DOT Desk
The central bank has drafted a law meant to recognise movable properties as collaterals against loans from the banking system, reports The Financial Express.
The Bangladesh Bank has already posted the draft on its official website seeking opinion from the stakeholders to finalise it. The law will require passage by the national parliament for execution. “We posted the draft law on December 03, seeking opinions from the stakeholders to finalise it,” a senior official at the BB who is familiar with the matter, told the FE on Thursday.
“We’ll receive opinions within 30 working days beginning from December 03,” he said.
Many bankers believe that such a change in traditional mortgage system will help expand lending and spur economic activities.
The BB’s draft law titled “The Secured Transaction Act” suggests changes in such a non-traditional mortgage system.
The BB has already met representatives from banks and non-banks.
It will be sent to the Ministry of Law, Justice and Parliamentary Affairs before presenting it to parliament for approval.
Movable properties like goods, a document of title, security, instrument, money or any other intangible asset like goodwill will be regarded as collaterals after the enactment of the law in the making.
These are not accepted now in the financial sector as security for loans.

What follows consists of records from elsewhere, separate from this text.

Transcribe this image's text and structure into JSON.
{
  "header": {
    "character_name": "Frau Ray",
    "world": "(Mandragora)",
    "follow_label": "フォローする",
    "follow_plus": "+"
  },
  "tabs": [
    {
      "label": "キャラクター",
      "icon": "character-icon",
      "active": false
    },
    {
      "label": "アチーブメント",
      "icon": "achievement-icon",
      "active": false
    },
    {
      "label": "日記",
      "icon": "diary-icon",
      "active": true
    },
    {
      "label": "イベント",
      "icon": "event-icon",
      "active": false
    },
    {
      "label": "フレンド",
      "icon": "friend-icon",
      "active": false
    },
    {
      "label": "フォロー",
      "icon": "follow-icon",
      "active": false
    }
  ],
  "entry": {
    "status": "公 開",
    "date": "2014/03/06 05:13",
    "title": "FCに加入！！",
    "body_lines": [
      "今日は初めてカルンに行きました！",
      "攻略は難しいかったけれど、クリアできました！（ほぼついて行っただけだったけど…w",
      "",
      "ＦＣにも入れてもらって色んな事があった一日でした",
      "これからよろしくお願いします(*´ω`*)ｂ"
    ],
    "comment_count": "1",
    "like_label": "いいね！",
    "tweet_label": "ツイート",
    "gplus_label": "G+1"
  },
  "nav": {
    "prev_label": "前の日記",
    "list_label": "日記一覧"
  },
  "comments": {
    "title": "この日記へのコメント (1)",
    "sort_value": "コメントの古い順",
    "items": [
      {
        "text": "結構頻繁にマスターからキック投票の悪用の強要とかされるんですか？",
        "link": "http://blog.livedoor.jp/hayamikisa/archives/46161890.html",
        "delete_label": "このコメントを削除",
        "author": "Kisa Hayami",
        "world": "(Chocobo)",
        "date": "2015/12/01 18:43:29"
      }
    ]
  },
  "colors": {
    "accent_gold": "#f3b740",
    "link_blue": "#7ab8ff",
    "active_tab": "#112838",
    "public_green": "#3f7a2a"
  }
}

Currently, only the immovable like house or flats, land property are accepted by banks and financial institutions as collaterals.
This innovation is being financed by the aid agency Japan International Cooperation Agency (JICA) under a project named “Secured lending and movable collateral reform in Bangladesh.”
Bankers view that this is a piece of good news for them as it will help expand the volume of credit.
Anis A khan, managing director at the privately-owned Mutual Trust Bank (MTB), told the FE, “The central bank has sought our opinions and we are now preparing it.”
Mr Khan said this will help diversify loan portfolio.”
“To my view, this will help reduce forgery in the banking sector,” he said.